Time for Greens to play their game
Strip it all back and the Greens are fighting two things. Not Winston Peters and his immigration racism. Not Act on the rights of the poor to procreate. Not Labour.
The Greens are this weekend focusing down on two big, signature, defining issues - climate change and poverty.
Their election year conference is held in the shadow of a political spat with putative coalition partner New Zealand First and an alarming polling performance by their main dance partner, Labour.
What the Green leadership seems to have concluded though, after a carefully choreographed warning about Peters, is they cannot be their brother or sister's keeper.
They need to emulate the All Blacks and play their own game, focus on their own systems and processes and let the result fall where it does.
So this conference has few sessions open to the media for public assessment of the Greens' agenda or readiness or strategy. Just two main segments over two days: co-leader James Shaw on Saturday on climate change and co-leader Metiria Turei Sunday on poverty - with a little bit around the edges open to the media on aspects of the campaign.
But it is probably wise. The Greens' target market and New Zealand First's surely don't intersect much; and if they do they would intersect least on climate change and issues of inequality, welfare and poverty.
Shaw announced to about 210 people in his keynote address the Greens would require a left government to find an initial $10m to start a Green Infrastructure Fund, which would have a $100m line of credit over three years and ultimately involve $400m of public funding to 2022.
It would be funded from raising oil royalties from the 46 percent now levied by New Zealand to 70 percent, the global average, a move the Greens expect to raise $100m a year for diversion into new clean projects.
The fund would rely on private sector investors, including iwi, to deliver billions of dollars for new renewable energy plants, solar panel installations, energy efficiency retrofits and big biofuel developments.
While it would be government owned it would be operated at arm's length - what the Greens describe as "an independent and expert facilitator of private sector capital to build new low carbon, climate resilient infrastructure." Overseas examples had seen private investors raise up to $10 for every $1 of government contribution.
But the small print of the Greens' announcement bases their calculations on a 1:3 public to private 'leverage rate' - meaning for investments to reach the target total of $1.2 billion by 2022, the state would have to commit $400m.
Shaw's fund was part of a speech in which he committed a governing Green Party to taking New Zealand to a carbon-neutral economy by 2050 - 33 years from now.
"The Green Infrastructure Fund wil be the Kiwibank of the clean economy, kick-starting our transition to a carbon neutral economy.
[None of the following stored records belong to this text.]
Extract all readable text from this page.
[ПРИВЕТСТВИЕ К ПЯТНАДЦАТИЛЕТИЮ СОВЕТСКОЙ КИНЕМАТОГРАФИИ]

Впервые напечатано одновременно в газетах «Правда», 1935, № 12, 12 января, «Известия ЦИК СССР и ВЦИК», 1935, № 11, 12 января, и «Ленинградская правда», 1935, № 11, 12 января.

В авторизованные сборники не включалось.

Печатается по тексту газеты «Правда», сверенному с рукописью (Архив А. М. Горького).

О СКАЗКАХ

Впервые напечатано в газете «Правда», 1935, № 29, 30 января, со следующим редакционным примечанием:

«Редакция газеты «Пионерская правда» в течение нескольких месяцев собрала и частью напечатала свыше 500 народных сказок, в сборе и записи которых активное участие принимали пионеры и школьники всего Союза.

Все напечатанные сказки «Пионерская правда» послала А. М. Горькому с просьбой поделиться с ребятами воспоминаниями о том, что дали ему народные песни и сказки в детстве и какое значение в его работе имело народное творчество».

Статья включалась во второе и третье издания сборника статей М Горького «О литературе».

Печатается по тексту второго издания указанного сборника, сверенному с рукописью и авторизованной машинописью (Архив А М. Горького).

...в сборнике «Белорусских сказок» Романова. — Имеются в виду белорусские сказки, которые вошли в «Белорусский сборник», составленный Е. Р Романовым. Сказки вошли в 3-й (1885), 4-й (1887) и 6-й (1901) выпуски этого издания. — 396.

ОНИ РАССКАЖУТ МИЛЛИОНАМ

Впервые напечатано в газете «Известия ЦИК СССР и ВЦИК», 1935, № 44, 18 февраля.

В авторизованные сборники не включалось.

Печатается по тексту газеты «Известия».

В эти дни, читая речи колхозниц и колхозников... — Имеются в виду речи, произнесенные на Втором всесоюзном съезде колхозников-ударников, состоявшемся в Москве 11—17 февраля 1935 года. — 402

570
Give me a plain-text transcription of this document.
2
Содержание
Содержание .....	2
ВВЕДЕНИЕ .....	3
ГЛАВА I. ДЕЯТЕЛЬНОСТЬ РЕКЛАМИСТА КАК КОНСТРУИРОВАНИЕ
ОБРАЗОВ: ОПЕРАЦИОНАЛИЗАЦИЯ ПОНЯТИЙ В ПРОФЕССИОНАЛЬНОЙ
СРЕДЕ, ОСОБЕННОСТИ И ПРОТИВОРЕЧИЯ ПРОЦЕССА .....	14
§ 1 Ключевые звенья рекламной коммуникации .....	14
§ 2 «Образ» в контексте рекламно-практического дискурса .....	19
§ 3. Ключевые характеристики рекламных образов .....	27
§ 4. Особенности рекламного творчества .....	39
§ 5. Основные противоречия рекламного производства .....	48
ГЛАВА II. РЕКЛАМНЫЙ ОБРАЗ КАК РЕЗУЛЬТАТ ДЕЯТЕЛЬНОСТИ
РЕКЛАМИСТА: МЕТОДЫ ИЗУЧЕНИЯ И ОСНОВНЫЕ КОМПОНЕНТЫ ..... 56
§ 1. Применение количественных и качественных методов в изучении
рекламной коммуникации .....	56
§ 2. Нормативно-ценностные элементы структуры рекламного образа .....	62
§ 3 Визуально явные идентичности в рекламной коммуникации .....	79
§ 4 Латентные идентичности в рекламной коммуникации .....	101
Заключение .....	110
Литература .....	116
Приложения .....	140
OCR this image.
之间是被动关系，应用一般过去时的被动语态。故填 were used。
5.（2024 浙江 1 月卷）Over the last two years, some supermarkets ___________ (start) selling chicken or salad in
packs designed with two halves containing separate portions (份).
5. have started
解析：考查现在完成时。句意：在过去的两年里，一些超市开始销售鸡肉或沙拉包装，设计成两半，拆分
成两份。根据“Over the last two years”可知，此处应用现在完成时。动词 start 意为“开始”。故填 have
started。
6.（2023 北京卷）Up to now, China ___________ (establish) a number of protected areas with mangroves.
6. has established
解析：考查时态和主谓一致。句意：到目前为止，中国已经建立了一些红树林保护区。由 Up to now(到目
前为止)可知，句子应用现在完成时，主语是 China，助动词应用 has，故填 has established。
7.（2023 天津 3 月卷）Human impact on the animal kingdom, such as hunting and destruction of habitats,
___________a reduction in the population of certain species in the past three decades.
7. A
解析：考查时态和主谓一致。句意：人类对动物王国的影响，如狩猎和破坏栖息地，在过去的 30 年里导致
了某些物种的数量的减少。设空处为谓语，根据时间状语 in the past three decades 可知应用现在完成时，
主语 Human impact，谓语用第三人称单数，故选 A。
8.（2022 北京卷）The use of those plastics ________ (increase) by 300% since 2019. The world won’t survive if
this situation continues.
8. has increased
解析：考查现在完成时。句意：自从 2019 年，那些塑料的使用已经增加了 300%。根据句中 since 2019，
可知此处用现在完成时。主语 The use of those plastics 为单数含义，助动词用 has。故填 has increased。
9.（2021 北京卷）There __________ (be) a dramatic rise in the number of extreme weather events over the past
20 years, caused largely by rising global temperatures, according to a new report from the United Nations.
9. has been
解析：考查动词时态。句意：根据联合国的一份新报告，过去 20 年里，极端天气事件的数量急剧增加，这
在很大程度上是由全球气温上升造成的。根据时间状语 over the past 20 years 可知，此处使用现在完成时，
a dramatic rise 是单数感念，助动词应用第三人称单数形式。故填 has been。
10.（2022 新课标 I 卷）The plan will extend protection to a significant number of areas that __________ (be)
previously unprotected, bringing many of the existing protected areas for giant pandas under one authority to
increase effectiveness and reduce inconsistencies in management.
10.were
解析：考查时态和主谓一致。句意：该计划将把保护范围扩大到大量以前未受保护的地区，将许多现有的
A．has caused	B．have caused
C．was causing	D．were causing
New Zealand needs to jump on board the global response to climate change and get a piece of the economic action, instead of letting it pass us by."
Later, he added: "The Green Party is putting climate change front and centre because if we don't we will face the costs of moving towns and cities to higher grounds and dealing with displaced peoples from the Pacific."
Documents explaining the fund say: "Clean technologies generate social and environmental benefits that are not always captured directly by the investors, and therefore government has a role making them happen."
Examples of the fund's target investments include wind and solar power projects, smart LED street lighting, innovations in waste, and sustainable agriculture projects 'like on-farm energy solutions". It would focus on projects in their later stages of development.
The fund would have to be a success commercially, achieving a target rate of return "well above the government's 10-year bond rate of four percent," the papers say. "We believe it is vital for the fund to be seen making good returns to ensure an enduring shift of private sector capital into the cleantech economy."
Asked how a company like Fonterra might use the fund, Shaw said it needed better supply of biofuels like wood chips to power its drying units and improvements in supply could be a fund project.
He thought the New Zealand Superannuation Fund could be asked by a government involving the Greens to "participate in this"
Shaw said the impact of climate change was on the environment and society, but the cause was economic. That was why a business- focused approach was needed.
His speech won most applause when he said: "Under National, New Zealand is not only not a fast follower [on climate change], we're not following at all. But I believe we ought to lead" - and when he defended spending money to find solutions to climate issues. "Reckless is to change the chemical composition of the atmosphere and condemn entire nation states to extinction. That's reckless. That's criminal."
Getting back to climate change must have been a relief for the party faithful. The week's attacks on Peters for his immigration policy racism had been carefully calculated but diverting. Turei revealed on The Nation on TV3 the party had thought about what she would say on the matter over a fortnight, and had alerted the Labour Party to its intent in the week before she made the criticism. In the same interview, however, she said she "would certainly work in a government with Winston Peters."
It was all necessary theatre. She labelled as 'a great analogy' a comment on Twitter by @Jock_NZ after that TV interview which said: "Was Winston v @Metiria mudslinging just for cameras #nationnz? Are they like brother and sister who argue but pull together when pushed?'
On day two of the conference, Turei is expected to bring out the second leg of the Greens' own issues double: a package against poverty.